• izledim
    • izlemek istiyorum
  • youreads puanı (7.56)
the martian - ridley scott
mars’taki bir görev sırasında çıkan bir fırtınayla ekipten ayrı kalan ve o noktadan sonra da geride kalanlar tarafından bulunamayınca ölmüş olarak kabul edilen bir astronotu anlatıyor. senaryo da bu astronotun hayatta kalma mücadelesini aktarıyor. söz konusu olan karakter oldukça şahsına münhasır, kendisiyle dalga geçebilme yeteneğine sahip esprili bir adam. yani bir yandan çok dramatik, öte yandan da eğlenebileceğiniz bir adam. sinemalar


  1. interstellar kadar olmasa da güzel bir film. duygusal yönü biraz daha ağır basıyor. bi yerde mars'ta ölürse öylece kalır dediler. o konuda emin olamadım bence hatalı bi söylem çünkü insanın vücudunda zaten bakteriler var, onlar ölene kadar çürür diye düşünüyorum. tabi yine aman amerikalılara zeval gelmesin konsepti beni çok duygulandırdı. neyse ki sonunda herkes kurtuldu da sevindim. bir de çok ilginç baş kahramanın aşk ilişkisi yoktu. bunu takdir.ettim klişenin dışına çıkmış yönetmen. matt damon'ın oyunculuğu cok başarılıydı. ya bi de demeden geçemiyorum bu insanlık delirmiş bence, ne var abi mars'ta ne yani noluyor uzaya gidince. belli ki taş toprak işte ugrasmamak lazım o kadar. gövde gösterisi yapmak için uygun değil. refah düzeyi daha makul bi güç insanlık için. bu uzay bilimlerini daha dünya çıkarına geliştirmek lazim . göktaşı çarpacak, yağmur yağacak vs.
    abi
  2. hikayelerden, özellikle fütüristik hikayelerden aldığım en büyük heyecanlardan biri mekanı okumaktır. mekanlar arası ilişkiyi kurabilmek, fiziksel kontörleri çizebilmek, atmosferi canlandırmak.
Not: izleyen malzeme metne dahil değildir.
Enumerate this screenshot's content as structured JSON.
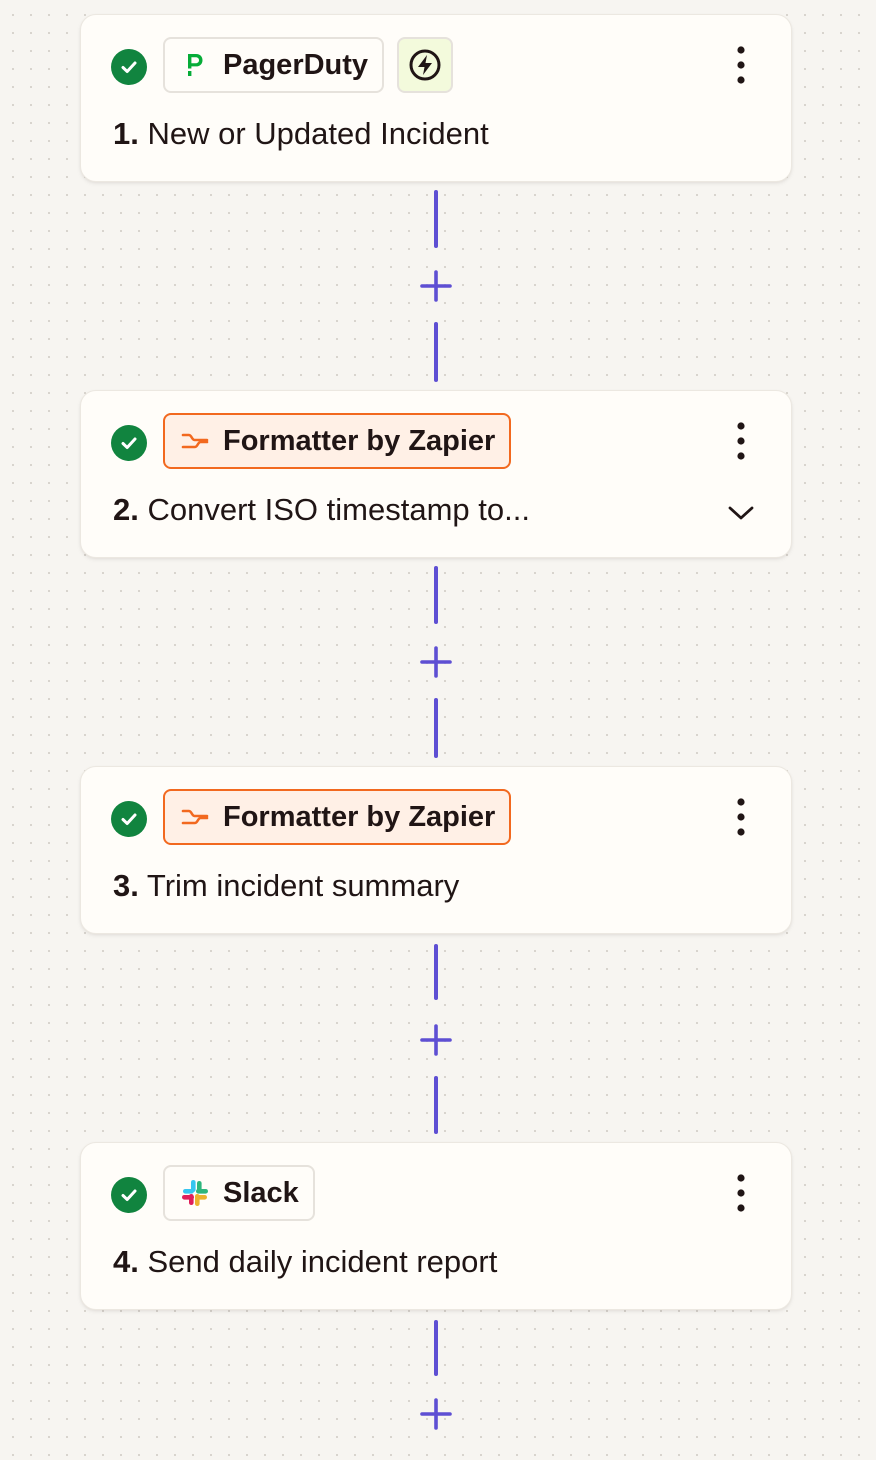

    marslı'yı okurken, koca gezegenin küçük kısmında geçen aksiyonun haritasını, konumunu, ayak izlerini çıkarabiliyor; mimariyi ve teknolojiyi modelleyebiliyordum. amatör uzay bilimci andy weir, birikimine ve hikayesine inanmış olmalı ki fütursuzca detay vermekten çekinmiyordu. zaten tutarlı ve dikkate değer olmasaydı nasa kendisi, kitabı ve filmiyle bu kadar içli dışlı olmazdı.

    kitabı okumak bir problem çözmek gibiydi. hikayenin beni çeken yanı buydu. yoksa baktığın zaman yalnız kalmış bir hayvanın hayatta kalma mücadelesinden fazlası değil, üstelik mars gibi keşfedilecek pek bir şeyin kalmadığı coğrafyada.

    yüksek bütçeli hollywood gişe filmi olacağı gerçeğinden yola çıkarak metninde bu detayları görmeyi beklemiyordum. göremedim de. ama en azından görsel olarak yedireceklerini ümit etmiştim. kitapla birlikte kafamda canlanan ortamı teyit eder veya kıyaslarım sanıyordum. bu konuda beklentimi düşük tutmuş olmama rağmen hayal kırıklığına uğradım. hikayenin en can alıcı kısmı olan mark'ın sol günleri, yüzey aracının modifikasyonu, yaşam anlarındaki kurulumlar ve mars yolculuğu çok yüzeysel geçilmiş.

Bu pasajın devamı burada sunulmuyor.